February 1, 2008, and may hold a public hearing thereafter, shall

 

seek the advice and input from appropriate independent sources,

 

including, but not limited to, all health maintenance organizations

 

operating in this state and with enrollees in this state, and shall

 

issue a report delineating specific examples of copayment and

 

coinsurance levels in force and suggestions to increase the number

 

of persons enrolled in health maintenance organizations.

 

     (4) If the results of the report issued under subsection (3)

 

are disputed or if the commissioner determines that the

 

circumstances that the report was based on have changed, the

 

commissioner shall issue a supplemental report to the report under

 

subsection (3) that includes copies of the written objections


disputing the commissioner's report determinations or that

 

specifies the change of circumstances. The supplemental report

 

shall be issued not later than December 15 immediately following

 

the release of the report under subsection (3) that this report

 

supplements and shall be supported by substantial evidence.

 

     (5) All of the following shall be considered by the

 

commissioner for purposes of subsections (3) and (4):

 

     (a) Information and data gathered from health maintenance

 

organizations regarding the effects of greater copayment and

 

coinsurance levels allowed by the amendatory act that added this

 

subsection.

 

     (b) Information and data provided by employers who employ

 

residents of this state.

 

     (c) Any other information and data the commissioner considers

 

relevant.

 

     (6) The reports and certifications required under subsections

 

(3) and (4) shall be forwarded to the governor, the clerk of the

 

house of representatives, the secretary of the senate, and all

 

members of the senate and house of representatives standing

 

committees on insurance and health issues.

 

     (3) (7) A health maintenance organization shall not require

 

contributions be made to a deductible for preventive health care

 

services.
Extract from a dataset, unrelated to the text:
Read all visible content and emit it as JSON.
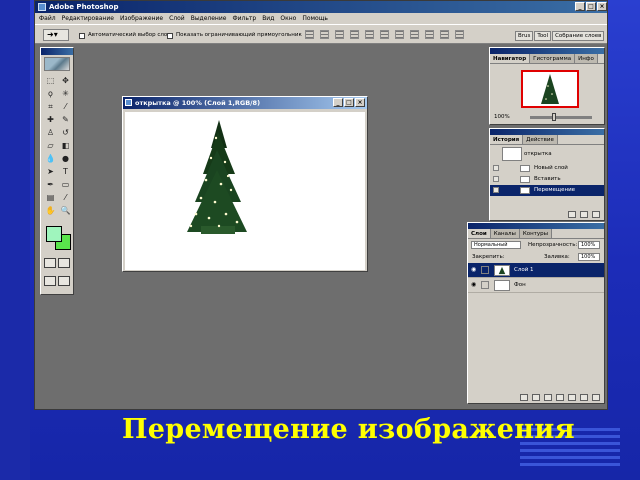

As used in this subsection, "preventive health care

 

services" means services designated to maintain an individual in

 

optimum health and to prevent unnecessary injury, illness, or

 

disability.

 

     (4) (8) A health maintenance organization may accept from


governmental agencies and from private persons payments covering

 

any part of the cost of health maintenance contracts.

 

     Enacting section 1. This amendatory act takes effect 90 days

 

after the date it is enacted into law.